- The paper introduces PRIMG, a framework that combines ML-based mutant prioritization with iterative LLM-driven test generation to improve test effectiveness for Solidity contracts.
- The mutation prioritization module uses Test Completeness Advancement Probability to target high-impact mutants, reducing redundancy and computational overhead.
- Experimental results on real-world Solidity projects show increased mutation scores and efficient, compact test suite generation.
Efficient LLM-driven Test Generation: The PRIMG Approach
Introduction
The paper presents PRIMG (Prioritization and Refinement Integrated Mutation-driven Generation), a framework designed to enhance the efficiency of test case generation for Solidity smart contracts. It addresses the computational overhead and redundancy associated with mutation testing by employing a novel combination of mutation prioritization and LLMs for generating and refining test cases.
PRIMG Framework Components
PRIMG integrates two core modules: mutation prioritization and test case generation. The mutation prioritization module predicts the utility of surviving mutants using machine learning models trained on mutant subsumption graphs, enabling developers to target high-impact mutants. The test case generation module utilizes LLMs to produce and iteratively refine tests that ensure syntactic and behavioral correctness.
Mutation Prioritization Module
The module employs Test Completeness Advancement Probability (TCAP) to prioritize mutants based on their potential to reveal additional errors when targeted. TCAP leverages the structural information of Dynamic Mutant Subsumption Graphs (DMSGs) to predict a mutant's usefulness, enhancing test effectiveness and minimizing test suite redundancy.
Test Case Generation Module
The generation process begins by creating an initial prompt that includes the Program Under Test (PUT), the mutant code, and a reference test file with diverse testing patterns. This prompt guides the LLM in generating an initial unit test, which is then refined through a syntax and behavior verification loop to ensure correctness.
Figure 1: The proposed approach for generating a test case using LLMs.
Experimental Evaluation
The evaluation of PRIMG was conducted on real-world Solidity projects from Code4Arena, demonstrating significant improvements in mutation scores while maintaining a compact test suite size. The effectiveness of PRIMG in reducing computational overhead and generating high-quality tests was assessed using the following criteria:
- Test Case Correctness: The refining process significantly increased the syntactic and behavioral correctness rates of generated tests compared to single-shot prompts. The paper found a marked improvement when using a refining loop of five iterations, with no substantial gain observed beyond this point.
- Performance of Prioritization Module: The prioritization module outperformed random mutant selection by consistently targeting high-impact mutants, resulting in an increased number of killed mutants and reducing redundant test efforts.

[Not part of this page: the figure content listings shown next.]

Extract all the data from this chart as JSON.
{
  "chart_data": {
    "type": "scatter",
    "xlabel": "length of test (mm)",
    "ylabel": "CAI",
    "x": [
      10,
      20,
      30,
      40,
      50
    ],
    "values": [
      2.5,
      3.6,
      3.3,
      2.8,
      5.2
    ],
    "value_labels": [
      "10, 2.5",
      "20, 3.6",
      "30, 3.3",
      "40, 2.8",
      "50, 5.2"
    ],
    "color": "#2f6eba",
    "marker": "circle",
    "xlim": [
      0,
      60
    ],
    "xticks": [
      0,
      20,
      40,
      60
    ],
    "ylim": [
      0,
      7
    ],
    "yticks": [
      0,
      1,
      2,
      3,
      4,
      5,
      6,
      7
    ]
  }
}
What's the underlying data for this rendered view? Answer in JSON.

Figure 2: Overview of the dataset labeling process.
Implementation Details
The LLM used in this framework is a fine-tuned version of Llama 3.1 configured for effective test case generation and refinement. The mutation testing employed SuMo, a dedicated mutation testing tool for Solidity smart contracts, to generate and test mutants across various operators. Testing environments were established using the Hardhat framework and Ganache for deploying and executing contracts.

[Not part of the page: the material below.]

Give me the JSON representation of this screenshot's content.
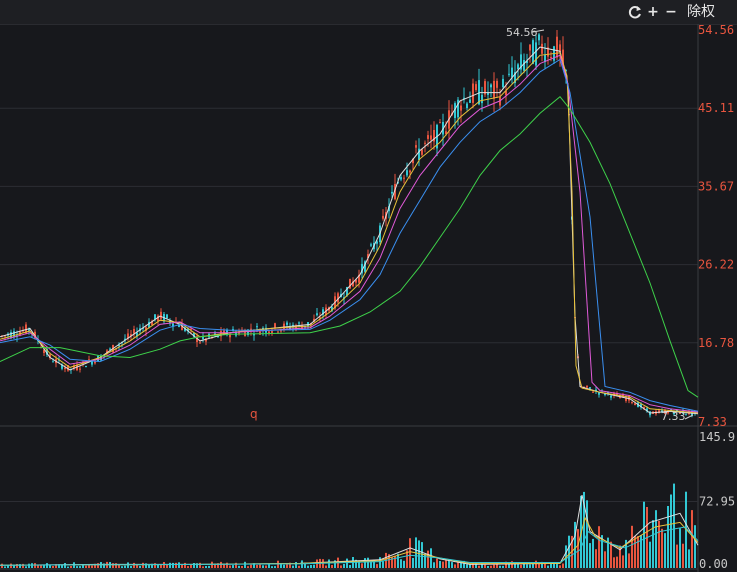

Developers executing this framework should ensure the correct setup of testing and deployment environments and consider training the machine learning models using project-specific data to maximize precision in mutation prioritization.
Conclusion
PRIMG demonstrates a scalable and efficient solution for test case generation by integrating sophisticated ML-based mutant prioritization with automated LLM-driven test generation and refinement. This dual approach not only optimizes test suites in size and computational efficiency but also enhances the capability to detect complex errors, thereby improving software quality significantly.
Figure 3: Number of test cases by trial and projects.